President Donald Trump’s address about economic issues facing rural America at the American Farm Bureau Federation convention yesterday touched on Trump rural broadband initiatives. But although Trump talked about the importance of broadband to the rural economy and signed two executive orders aimed at facilitating rural broadband deployment, I came away asking ‘where the beef’ was.
Trump Rural Broadband Initiatives
Rural broadband comprised a small portion of Trump’s address yesterday. In his comments, he referenced a new report from his Task Force on Agriculture and Rural Prosperity, noting that the report found that “broadband internet access is an issue of vital concern to [rural] communities and businesses.”
At the conclusion of his address, Trump signed two presidential orders he said would help rural America get “faster and better internet coverage.” The focus of one of those orders, Trump said, is streamlining and expediting requests to locate broadband facilities in rural America. The other order is focused on supporting broadband tower facilities in rural America and federal property managed by the Department of the Interior.
“Those towers are gonna go up and you’re gonna have great broadband,” said Trump, offering a relatively naive view of what’s needed to bring broadband to the parts of rural America where it is lacking.
Some stakeholders may have been hoping to hear about new funding for broadband. But Trump did not say anything about that. One of Trump’s first actions after he was elected president was to seek input on infrastructure initiatives that might spur U.S. economic development. At that time, various stakeholders suggested that broadband should be part of any such plans, and Republican FCC commissioners noted that if funding were made available for broadband, it should be administered through the Universal Service program – a program that currently faces a budget shortfall.
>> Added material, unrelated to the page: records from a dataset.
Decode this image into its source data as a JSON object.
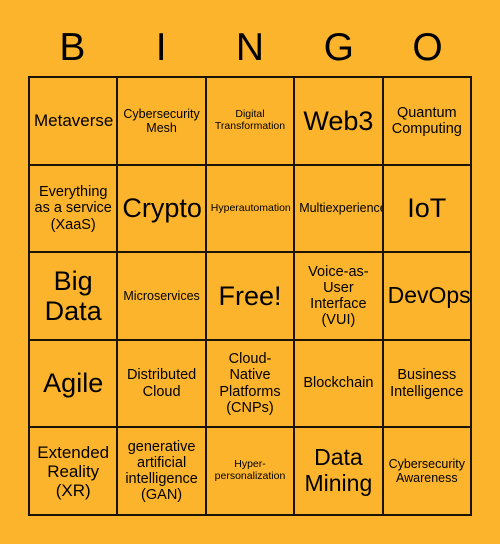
{
  "colors": {
    "background": "#FCB42C",
    "cell_background": "#FCB42C",
    "border": "#1a1408",
    "text": "#000000"
  },
  "header": {
    "letters": [
      "B",
      "I",
      "N",
      "G",
      "O"
    ]
  },
  "grid": {
    "columns": 5,
    "rows": 5,
    "free_space": "Free!",
    "cells": [
      {
        "text": "Metaverse",
        "size": "sz-l"
      },
      {
        "text": "Cybersecurity Mesh",
        "size": "sz-s"
      },
      {
        "text": "Digital Transformation",
        "size": "sz-xs"
      },
      {
        "text": "Web3",
        "size": "sz-xxl"
      },
      {
        "text": "Quantum Computing",
        "size": "sz-m"
      },
      {
        "text": "Everything as a service (XaaS)",
        "size": "sz-m"
      },
      {
        "text": "Crypto",
        "size": "sz-xxl"
      },
      {
        "text": "Hyperautomation",
        "size": "sz-xs"
      },
      {
        "text": "Multiexperience",
        "size": "sz-s"
      },
      {
        "text": "IoT",
        "size": "sz-xxl"
      },
      {
        "text": "Big Data",
        "size": "sz-xxl"
      },
      {
        "text": "Microservices",
        "size": "sz-s"
      },
      {
        "text": "Free!",
        "size": "sz-xxl"
      },
      {
        "text": "Voice-as-User Interface (VUI)",
        "size": "sz-m"
      },
      {
        "text": "DevOps",
        "size": "sz-xl"
      },
      {
        "text": "Agile",
        "size": "sz-xxl"
      },
      {
        "text": "Distributed Cloud",
        "size": "sz-m"
      },
      {
        "text": "Cloud-Native Platforms (CNPs)",
        "size": "sz-m"
      },
      {
        "text": "Blockchain",
        "size": "sz-m"
      },
      {
        "text": "Business Intelligence",
        "size": "sz-m"
      },
      {
        "text": "Extended Reality (XR)",
        "size": "sz-l"
      },
      {
        "text": "generative artificial intelligence (GAN)",
        "size": "sz-m"
      },
      {
        "text": "Hyper-personalization",
        "size": "sz-xs"
      },
      {
        "text": "Data Mining",
        "size": "sz-xl"
      },
      {
        "text": "Cybersecurity Awareness",
        "size": "sz-s"
      }
    ]
  }
}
But although Trump said today that “necessary funds” would be available to rebuild crumbling rural infrastructure including roadways, railways and waterways, he made no reference to funding for broadband.
And while the rural task force report also highlights the important role that broadband can play in rural America, report recommendations do not discuss broadband funding other than a suggestion to “assess the efficacy of current programs.”
Other report recommendations include:
- Establishing executive leadership to expand e-connectivity across rural America that would draw upon various government offices and agencies.
- Assessing the state of rural e-connectivity. (I’ve got to ask: Doesn’t this duplicate other efforts already undertaken and ongoing?)
- Reducing regulatory barriers to infrastructure deployment (a recommendation today’s executive orders aim to address.)
- Incentivizing private capital investment through “free-market policies, laws and structures.”